Primary pulmonary NHL uncommon accounting for 3.6% of extranodal lymphomas.

Most important risk factor is immunodeficiency with increased risk in ataxia telangiectasia, Wiskott-Aldrich syndrome, acquired immunodeficiency, HIV infection and following solid organ or bone marrow transplantation.

Survival 65-75% for advanced lymphoblastic lymphoma, 75-90% for advanced Burkitt’s lymphoma in children.

B-cell NHL with <20% infiltrating CD4 + T cells have and inferior disease free and overall survival compared with patients with >20% CD 4 + cells.

Peripheral T-cell lymphomas are a heterogeneous group of generally aggressive neoplasms, which constitute less than 15% of NHL’s in adults.

Children with recurrent lymphoma have a 5-year survival of 12%.

Persistent abnormal PET scan after first-line chemotherapy in NHL is highly predictive for residual or recurrent disease.

Approximately 80% of patients with negative PET scans after initial chemotherapy have a progression free survival of 1500 days, while 80% of those with positive PET scans demonstrate progressive disease within 180 days.

Diffuse large B-cell lymphoma treatment comparing CHOP (cyclophosphamide, doxirubicin, vincristine and prednisone) with CHOP-R (Rituximab) reveals the latter with a higher complete response rate, event-free survival and prolonged overall survival.

Lenalidomide in aggressive NHL in refractory or relapsed patients overall response rate of 35%, CR 13%, partial response of 22% and stable disease 21% (ASH 1714).

Patients with B symptoms have a higher incidence of severe leucopoenia, anemia, thrombocytopenia, nausea, vomiting, and diarrhea compared to individuals without B symptoms when given chemotherapy (Sharma).

Patients with B symptoms and treated with chemotherapy had no difference in response rates, or survival compared to patients without B symptoms treated with chemotherapy (Sharma).

Indolent lymphoma may develop into aggressive Non-Hodgkin’s lymphoma and the process is designated as transformation.

Frequency of lymphoma transformation ranges from 10-70% of cases.

Transformation to aggressive lymphoma related to poor outcome and most patients die within 1 year.

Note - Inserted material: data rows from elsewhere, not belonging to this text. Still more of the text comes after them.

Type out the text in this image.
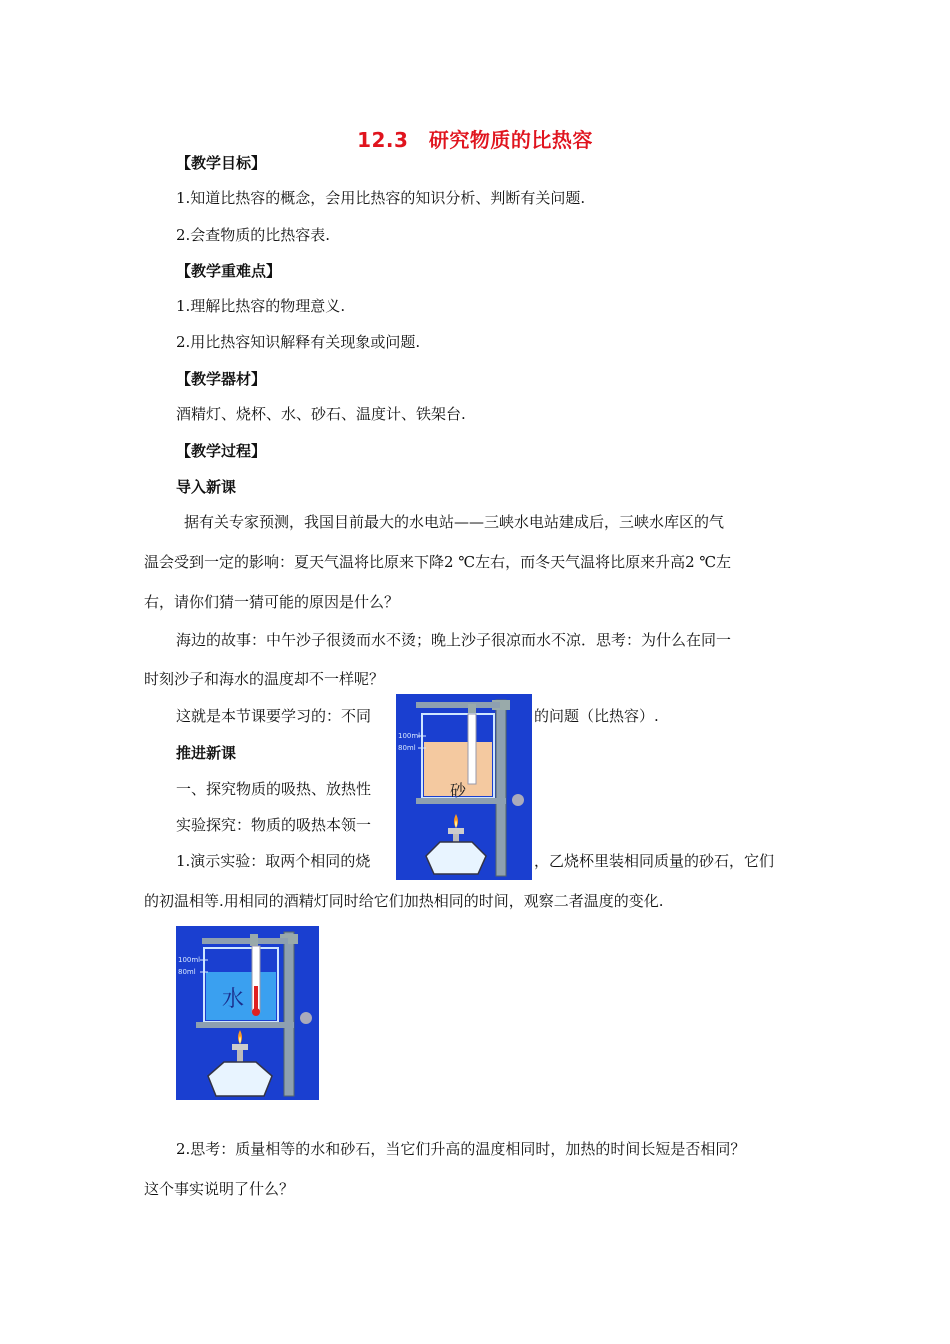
12.3　研究物质的比热容
【教学目标】
1.知道比热容的概念，会用比热容的知识分析、判断有关问题.
2.会查物质的比热容表.
【教学重难点】
1.理解比热容的物理意义.
2.用比热容知识解释有关现象或问题.
【教学器材】
酒精灯、烧杯、水、砂石、温度计、铁架台.
【教学过程】
导入新课
据有关专家预测，我国目前最大的水电站——三峡水电站建成后，三峡水库区的气
温会受到一定的影响：夏天气温将比原来下降2 ℃左右，而冬天气温将比原来升高2 ℃左
右，请你们猜一猜可能的原因是什么？
海边的故事：中午沙子很烫而水不烫；晚上沙子很凉而水不凉．思考：为什么在同一
时刻沙子和海水的温度却不一样呢？
这就是本节课要学习的：不同	的问题（比热容）.
推进新课
一、探究物质的吸热、放热性
实验探究：物质的吸热本领一
1.演示实验：取两个相同的烧	，乙烧杯里装相同质量的砂石，它们
的初温相等.用相同的酒精灯同时给它们加热相同的时间，观察二者温度的变化.
2.思考：质量相等的水和砂石，当它们升高的温度相同时，加热的时间长短是否相同？
这个事实说明了什么？
100ml
80ml
砂
100ml
80ml
水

Associated with increased risk of many forms of cancers including brain tumors, melanoma, lung cancer, nonmelanoma skin cancers, Hodgkin’s disease, Kaposi’s sarcoma, Merkel cell carcinoma, mycoses fungoides, eruptive multiple piloleiomyomas, and metastatic adnexal tumors.

Pembrolizumab approved for classic HD with relapsed disease-overall response rate of 69%.

Chimeric antigen receptor (CAR) T-cell therapy has change the treatment paradigm for patients who have relapse/refractory aggressive B-cell NHL.

The development of CD19 specific chimeric antigen receptor T cell therapy has revolutionized treatment for patients with relapsed or resistant aggressive B cell NHL with overall response rates from 52 to 82%, 12 month progressive free survival between 44 to 65%, 12 month overall survival rate of 49 to 59%.